GXO/Clipper Irrevocable Undertakings

GXO

Source: GXO Statement (Rule 2.7 Announcement)

Early Innings of an Expansion

The transaction fits nicely within GXO’s broader plan to augment its organic growth potential with a quality asset exposed to fast-growing end markets in the complementary UK and European geographies. A key advantage here is that Clipper derives ~93% of its revenue within UK logistics from open book or minimum volume guarantee contracts, with a focus on the e-fulfillment and returns management areas. Given the limited customer overlap with GXO’s core base, this should expand the potential opportunity for cost synergies to be unlocked. In addition to the cost side, GXO also has the option to unlock revenue synergies via a broader customer base, diversifying into the life sciences vertical, and expanding into new markets like Germany and Poland.

As the balance sheet remains strong post-deal, GXO’s previous target of completing one or two tuck-in acquisitions per year is intact. Even with the consolidation environment picking up, led by Maersk’s purchase of Visible SCM, Pilot Freight, and LF Logistics, the acquisition of Clipper demonstrates there is still room to pick up quality assets at a reasonable price. Clipper, for instance, generates strong returns on capital (~30% ROIC vs ~28% for GXO) while sustaining overall revenue growth in the high-teens % CAGR (mainly e-fulfillment with returns management growth running at >30%). As long as rates remain elevated and capacity remains constrained across freight transportation, I think GXO is well-positioned to execute on its growth-driven M&A plans.

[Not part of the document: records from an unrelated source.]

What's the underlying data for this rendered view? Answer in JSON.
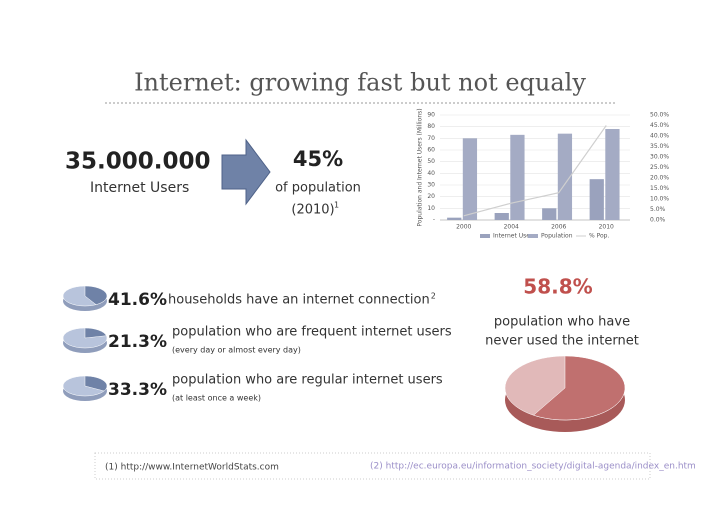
{
  "title": "Internet: growing fast but not equaly",
  "users": {
    "number": "35.000.000",
    "label": "Internet Users"
  },
  "share": {
    "value": "45%",
    "line1": "of population",
    "line2": "(2010)",
    "note": "1"
  },
  "chart_data": {
    "type": "bar",
    "y_label": "Population and Internet Users (Millions)",
    "categories": [
      "2000",
      "2004",
      "2006",
      "2010"
    ],
    "series": [
      {
        "name": "Internet Users",
        "color": "#9aa2bd",
        "values": [
          2,
          6,
          10,
          35
        ]
      },
      {
        "name": "Population",
        "color": "#a4abc4",
        "values": [
          70,
          73,
          74,
          78
        ]
      },
      {
        "name": "% Pop.",
        "color": "#cfcfcf",
        "axis": "y2",
        "type": "line",
        "values": [
          2,
          8,
          13,
          45
        ]
      }
    ],
    "ylim": [
      0,
      90
    ],
    "yticks": [
      {
        "value": 0,
        "label": "-"
      },
      10,
      20,
      30,
      40,
      50,
      60,
      70,
      80,
      90
    ],
    "y2lim": [
      0,
      50
    ],
    "y2ticks": [
      {
        "value": 0,
        "label": "0.0%"
      },
      {
        "value": 5,
        "label": "5.0%"
      },
      {
        "value": 10,
        "label": "10.0%"
      },
      {
        "value": 15,
        "label": "15.0%"
      },
      {
        "value": 20,
        "label": "20.0%"
      },
      {
        "value": 25,
        "label": "25.0%"
      },
      {
        "value": 30,
        "label": "30.0%"
      },
      {
        "value": 35,
        "label": "35.0%"
      },
      {
        "value": 40,
        "label": "40.0%"
      },
      {
        "value": 45,
        "label": "45.0%"
      },
      {
        "value": 50,
        "label": "50.0%"
      }
    ],
    "grid": true,
    "legend": "bottom"
  },
  "stats": [
    {
      "value": 41.6,
      "label": "41.6%",
      "text": "households have an internet connection",
      "note": "2"
    },
    {
      "value": 21.3,
      "label": "21.3%",
      "text": "population who are frequent internet users",
      "detail": "(every day or almost every day)"
    },
    {
      "value": 33.3,
      "label": "33.3%",
      "text": "population who are regular internet users",
      "detail": "(at least once a week)"
    }
  ],
  "never_used": {
    "value": 58.8,
    "label": "58.8%",
    "line1": "population who have",
    "line2": "never used the internet"
  },
  "footnotes": [
    "(1) http://www.InternetWorldStats.com",
    "(2) http://ec.europa.eu/information_society/digital-agenda/index_en.htm"
  ]
}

Preliminary Numbers Signal an EPS Accretive Scenario

GXO didn’t quantify the potential cost synergies in its press release, although management did note it would be “significant.” While GXO did extract ~5% of revenue in synergies from the K+N deal, I would model a more conservative 2.5% of the target’s LTM revenue synergy scenario as a starting point in the accretion analysis. Assuming a ~2% cost on new debt (in line with GXO’s latest issuance), this gets me to 4.5% pro-forma EBITDA margins and ~7% EPS accretion (post-dilution). Given the pro-forma margin profile is below industry leader DHL’s (OTCPK:DPSGY) ~5%, I think a higher outcome is very much possible, particularly given Clipper’s higher e-commerce exposure.

USD ‘m

GXO (FY22E)

Clipper (LTM)

Synergies @ 2.5% Rev

Funding

Pro-Forma

Revenue

8,905

909

9,814

EBIT

380

39

23

442

EBIT Margin (%)

4.3%

4.3%

4.5%

Interest Expense @ 2%

20

4

19

43

EPS Accretion Post-Dilution (%)

7%

Source: Author

Gearing Up for M&A-Driven Growth

The GXO/Clipper announcement is another positive development in a broader consolidation within logistics for the last year, coming on the back of recent discussions of a DSV/Schenker merger. I like where GXO is going with this deal – the limited customer overlap should present management with synergy opportunities, while the complementary industry verticals and operational levers should drive a favorable long-term outcome. The price discipline and accretion are also key positives, and while another bidder is possible, the irrevocable commitments from Clipper’s key management (and shareholders) signal intent. Thinking long-term, the stock looks good here – GXO stands to benefit from a secular e-commerce logistics tailwind, yet its relative discount to its EU-based forwarder peer DSV makes this a good relative value play.